Enhancement Request: Lazy Evaluation of Attributes for OpenTelemetry Spans

Question

Enhancement Request: Lazy Evaluation of Attributes for OpenTelemetry Spans

ianks opened this issue 10 months ago · 3 comments

Currently, the OpenTelemetry span attributes are eagerly accumulated during span creation. This is illustrated in the following example:

MyTracer.in_span('make_a_lot_of_allocations', attributes: { eagerly: array.join("|") }) do 
  # ...
end

In our production SFR application, we frequently create OpenTelemetry spans, but only sample a small fraction of requests to prevent excessive data collection. However, we incur the cost of all attribute hash object allocations regardless of whether the request is sampled or not. This leads to substantial stress on the Garbage Collector (GC), adversely affecting our p90+ request times.

Enhancement Proposal:

I'd love for the SDK to provide a mechanism to lazily generate attributes for the span. This way, we would only incur the allocation cost if the request is sampled for OpenTelemetry.
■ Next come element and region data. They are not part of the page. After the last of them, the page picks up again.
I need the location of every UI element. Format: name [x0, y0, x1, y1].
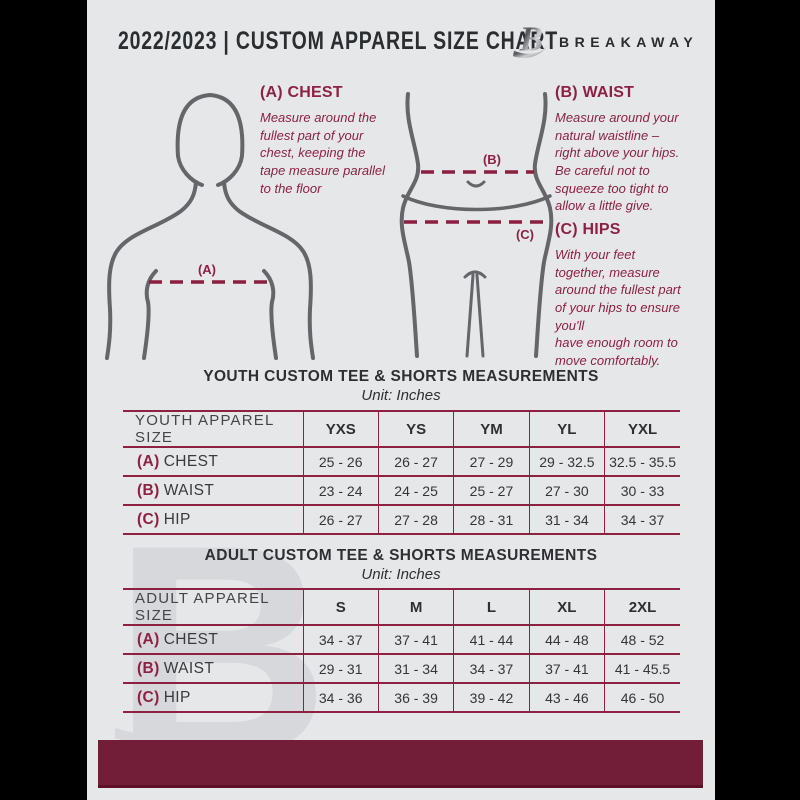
row-prefix: (A) [137, 630, 160, 648]
row-name: CHEST [163, 630, 219, 648]
table-cell: 36 - 39 [377, 683, 454, 713]
row-name: WAIST [163, 659, 215, 677]
table-cell: 34 - 37 [453, 654, 530, 684]
adult-size-col-s: S [302, 588, 379, 626]
table-cell: 32.5 - 35.5 [604, 447, 680, 477]
table-cell: 26 - 27 [302, 505, 379, 535]
hips-line-label: (C) [516, 227, 534, 242]
table-row: (B) WAIST 29 - 31 31 - 34 34 - 37 37 - 41… [123, 654, 680, 684]
brand-name: BREAKAWAY [559, 34, 699, 50]
table-cell: 27 - 28 [377, 505, 454, 535]
youth-hip-row-label: (C) HIP [123, 505, 303, 535]
table-cell: 24 - 25 [377, 476, 454, 506]
table-cell: 28 - 31 [453, 505, 530, 535]
adult-waist-row-label: (B) WAIST [123, 654, 303, 684]
chest-figure-diagram: (A) [105, 92, 315, 360]
table-cell: 34 - 37 [302, 625, 379, 655]
table-cell: 34 - 36 [302, 683, 379, 713]
table-cell: 37 - 41 [528, 654, 605, 684]
table-cell: 27 - 30 [528, 476, 605, 506]
table-cell: 48 - 52 [604, 625, 680, 655]
row-name: CHEST [163, 452, 219, 470]
adult-size-table: ADULT APPAREL SIZE S M L XL 2XL (A) CHEST… [123, 588, 680, 713]
table-cell: 41 - 44 [453, 625, 530, 655]
youth-size-col-yxl: YXL [604, 410, 680, 448]
adult-table-header-label: ADULT APPAREL SIZE [123, 588, 303, 626]
row-prefix: (B) [137, 481, 160, 499]
table-row: (C) HIP 26 - 27 27 - 28 28 - 31 31 - 34 3… [123, 505, 680, 535]
waist-line-label: (B) [483, 152, 501, 167]
row-prefix: (C) [137, 510, 160, 528]
table-cell: 41 - 45.5 [604, 654, 680, 684]
chest-guide-text: Measure around the fullest part of your … [260, 110, 386, 196]
table-row: (B) WAIST 23 - 24 24 - 25 25 - 27 27 - 30… [123, 476, 680, 506]
table-cell: 26 - 27 [377, 447, 454, 477]
youth-table-header-row: YOUTH APPAREL SIZE YXS YS YM YL YXL [123, 410, 680, 448]
page-title: 2022/2023 | CUSTOM APPAREL SIZE CHART [118, 27, 558, 55]
adult-section-unit: Unit: Inches [361, 566, 441, 583]
row-name: HIP [163, 510, 191, 528]
youth-section-unit: Unit: Inches [361, 387, 441, 404]
row-name: WAIST [163, 481, 215, 499]
brand-logo: B BREAKAWAY [513, 18, 698, 62]
table-cell: 29 - 32.5 [528, 447, 605, 477]
breakaway-b-logo-icon: B [513, 19, 548, 58]
table-cell: 25 - 26 [302, 447, 379, 477]
waist-guide-heading: (B) WAIST [555, 84, 635, 101]
table-cell: 34 - 37 [604, 505, 680, 535]
table-cell: 27 - 29 [453, 447, 530, 477]
table-row: (A) CHEST 34 - 37 37 - 41 41 - 44 44 - 48… [123, 625, 680, 655]
table-cell: 44 - 48 [528, 625, 605, 655]
table-cell: 31 - 34 [377, 654, 454, 684]
row-name: HIP [163, 688, 191, 706]
table-cell: 23 - 24 [302, 476, 379, 506]
youth-size-col-ys: YS [377, 410, 454, 448]
row-prefix: (B) [137, 659, 160, 677]
adult-hip-row-label: (C) HIP [123, 683, 303, 713]
row-prefix: (A) [137, 452, 160, 470]
footer-accent-bar [98, 740, 703, 788]
size-chart-flyer: B 2022/2023 | CUSTOM APPAREL SIZE CHART … [87, 0, 715, 800]
table-row: (C) HIP 34 - 36 36 - 39 39 - 42 43 - 46 4… [123, 683, 680, 713]
adult-table-header-row: ADULT APPAREL SIZE S M L XL 2XL [123, 588, 680, 626]
hips-guide-text: With your feet together, measure around … [555, 247, 681, 369]
table-cell: 30 - 33 [604, 476, 680, 506]
youth-section-title: YOUTH CUSTOM TEE & SHORTS MEASUREMENTS [203, 368, 599, 385]
youth-size-col-yl: YL [528, 410, 605, 448]
adult-size-col-xl: XL [528, 588, 605, 626]
table-cell: 46 - 50 [604, 683, 680, 713]
hips-guide-heading: (C) HIPS [555, 221, 621, 238]
chest-line-label: (A) [198, 262, 216, 277]
table-cell: 29 - 31 [302, 654, 379, 684]
chest-guide-heading: (A) CHEST [260, 84, 343, 101]
table-cell: 31 - 34 [528, 505, 605, 535]
youth-table-header-label: YOUTH APPAREL SIZE [123, 410, 303, 448]
table-row: (A) CHEST 25 - 26 26 - 27 27 - 29 29 - 32… [123, 447, 680, 477]
table-cell: 43 - 46 [528, 683, 605, 713]
table-cell: 37 - 41 [377, 625, 454, 655]
youth-chest-row-label: (A) CHEST [123, 447, 303, 477]
adult-chest-row-label: (A) CHEST [123, 625, 303, 655]
waist-hips-figure-diagram: (B) (C) [399, 92, 554, 358]
table-cell: 39 - 42 [453, 683, 530, 713]
youth-size-table: YOUTH APPAREL SIZE YXS YS YM YL YXL (A) C… [123, 410, 680, 535]
adult-section-title: ADULT CUSTOM TEE & SHORTS MEASUREMENTS [204, 547, 598, 564]
adult-size-col-l: L [453, 588, 530, 626]
youth-waist-row-label: (B) WAIST [123, 476, 303, 506]
youth-size-col-ym: YM [453, 410, 530, 448]
youth-size-col-yxs: YXS [302, 410, 379, 448]
adult-size-col-2xl: 2XL [604, 588, 680, 626]
row-prefix: (C) [137, 688, 160, 706]
waist-guide-text: Measure around your natural waistline – … [555, 110, 680, 214]
adult-size-col-m: M [377, 588, 454, 626]
table-cell: 25 - 27 [453, 476, 530, 506]
brand-watermark-swoosh-icon [115, 714, 303, 748]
This could be achieved by adding an API that allows a proc to be passed as attributes, as demonstrated in the following example:

MyTracer.in_span('make_a_lot_of_allocations', attributes: proc { Hash[eagerly: array.join("|")] }) do 
  # ...
end

With this enhancement, the span attributes would only be created at the time of exporting, if needed. This could potentially improve performance by reducing unnecessary GC pressure.

Answer 1 · 2023-12-07T02:53:14.000Z

Thanks for the suggestion. Unfortunately, this is out of scope for OpenTelemetry due to API spec compliance requirements. A mechanism exists to delay computation of attributes until after the span is sampled. This mechanism doesn't work for the SFR service because "sampling" is delayed until the request handler completes (we always create "recording" spans, and buffer them). This is a particularly unusual configuration (it is the only service at Shopify that does this), and only works when the service is a "leaf" on the service graph. This will shortly not be true for SFR, and its sampling will need to change.

Answer 2 · 2023-12-07T16:04:55.000Z

A mechanism exists to delay computation of attributes until after the span is sampled.

I did not know about this, can you expand a bit?

Answer 3 · 2023-12-11T16:03:04.000Z

tracer.in_span('foo', attributes: {'eagerly evaluated' => 42}) do |span|
  span['lazily evaluated'] = compute_expensive_attribute if span.recording?
  ...
end

Here, span.recording? will only be true if the span is sampled "in" by the configured sampler.